New Developments at the Ranch…

This week, we have two things to report. As they say, a picture is worth a thousand words; I’ll let the pictures tell most of the story.

Story #1: What happens when you turn the sheep out to graze?

Notice the height of the grass compared to the driveway.
Watch as this grass….
Eventually looks like this

and this. Amazing!

 On the evening following these pictures, we had a little surprise (or two) in our trees.

Story #2 Two Little Owlets

Baby #1
Baby #2
They still have their downy feathers. We wondered if they could fly.

They just sat in the tree, watching us as we snapped tons of pictures.

Putting the sheep out to pasture

One of the things we have always believed in and supported is producing natural animals. Whether it is grass-fed beef or pasture poultry, we try to raise our animals naturally. This week, the weather is finally warm enough and the grass is getting tall. Soon, we will be turning the sheep out to pasture. Here are a couple of pictures of us putting up some fence. As we’ve already mentioned, our third generation rancher (two years-old) helps out as often as she can!

Wrapping Up Another Week

Time is sure flying by. I can’t believe that summer is just around the corner. Today, we bought three more gilts to add to our herd of pigs. Next week, our shipment of spring chicks arrive–followed shortly by our shipment of baby turkeys (poults). Soon after that, we’ll be picking up our new boar… And the list goes on.

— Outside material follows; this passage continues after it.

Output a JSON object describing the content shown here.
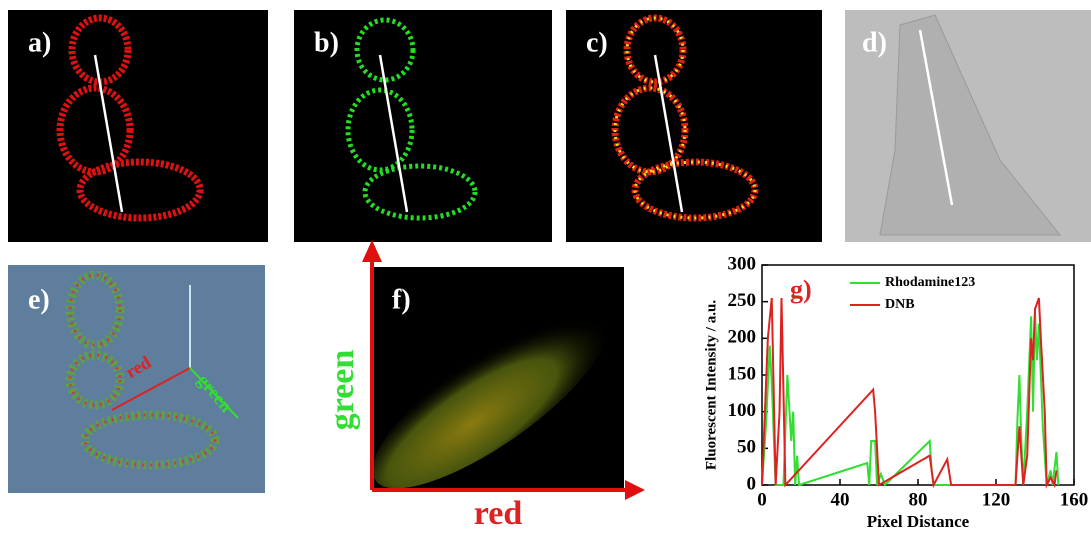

In other exciting news, we will attend a jackpot this Friday night in Kersey. One of our two newest 4H customers will be participating with lambs from our flock. We are so excited for her and can’t wait to attend. So, here’s a special shout out to Rachel! We wish you the best of luck and hope you do well.

Getting Ready for Chickens

In about 2 weeks, we will receive our shipment of chicks from a hatchery in Nebraska. We are raising free range birds this year. We’ve been looking at a free range operation ever since we visited a free range operation in Nebraska. This year, we are finally ready to forge ahead with our plans.

First we needed to build a free range chicken tractor. We opted for a hoop house model. Building it was a lot of work, but it was fun and satisfying. Now we just have to hurry up and wait until the birds arrive.

Laying out the frame.
Hog panels make the hoop.
Tying on the chicken wire.
It’s nearly finished; it just needs the tarp.